I spoke too soon - this is a problem when there is no value in the $ESCAPED_FILTER_VALUE field.
So, I guess I not only need to create a list based on this value, but also need to know if the field has a value.
Gary.
By Carl - September 1, 2020
If I understand correctly, you want two dropdown boxes. The first dropdown box will contain all your tables, and the other will contain the rows from the table you selected.
I got a demo working locally. As long as you know the table you're selecting will have the two fields you wanted, "num, title", you should get a working dropdown or you will get a mysql error when selecting that table.
The solution I came up with is this,
I created a field with type "list". The field label and name can be whatever you want.
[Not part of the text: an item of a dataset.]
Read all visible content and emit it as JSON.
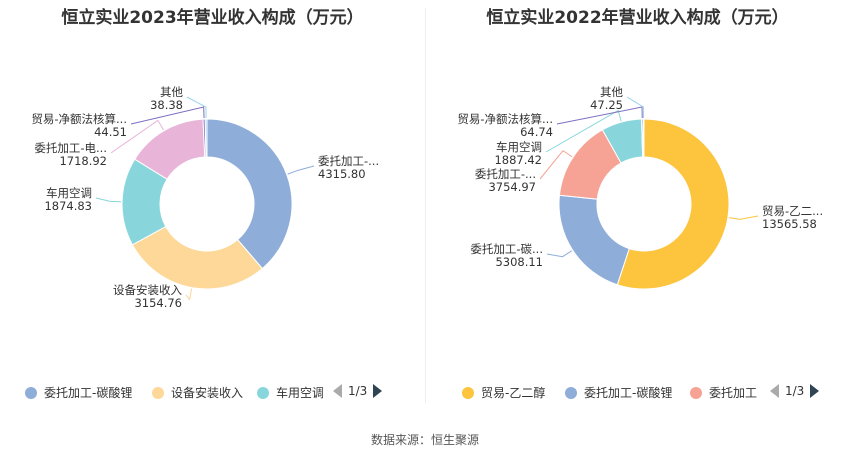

I selected "pulldown" for Display As. List Options was the advanced MySQL Query option.
I used your same query for displaying the table names.
SELECT REPLACE(TABLE_NAME, '<?php echo $TABLE_PREFIX;?>', '') FROM information_schema.`TABLES` where TABLE_SCHEMA = '<?php echo $GLOBALS['SETTINGS']['mysql']['database'];?>' AND TABLE_NAME like '<?php echo $TABLE_PREFIX;?>_%' ORDER BY TABLE_NAMEFor Input Validation, I selected the checkbox for "User may not leave field blank".
The second field I created was also of type "list" and it was a pulldown. Using the advanced list options query, I used the following code
<?php
if($ESCAPED_FILTER_VALUE): ?>
SELECT num, title FROM <?php echo $TABLE_PREFIX.$ESCAPED_FILTER_VALUE; ?>
<?php
else:
?>
SELECT "Please select value in field above...";
<?php
endif;
?>In the Advanced Filter dropdown, I selected the first field so it refreshes upon the first dropdown list being changed. Let me know if this make sense or if you have any other questions.
PHP Programmer
interactivetools.com
By garyhoffmann - September 1, 2020 - edited: September 1, 2020
That's awesome and does work. Thank you! I was not aware that basically you could put any PHP you wanted in that area. That makes life a lot easier.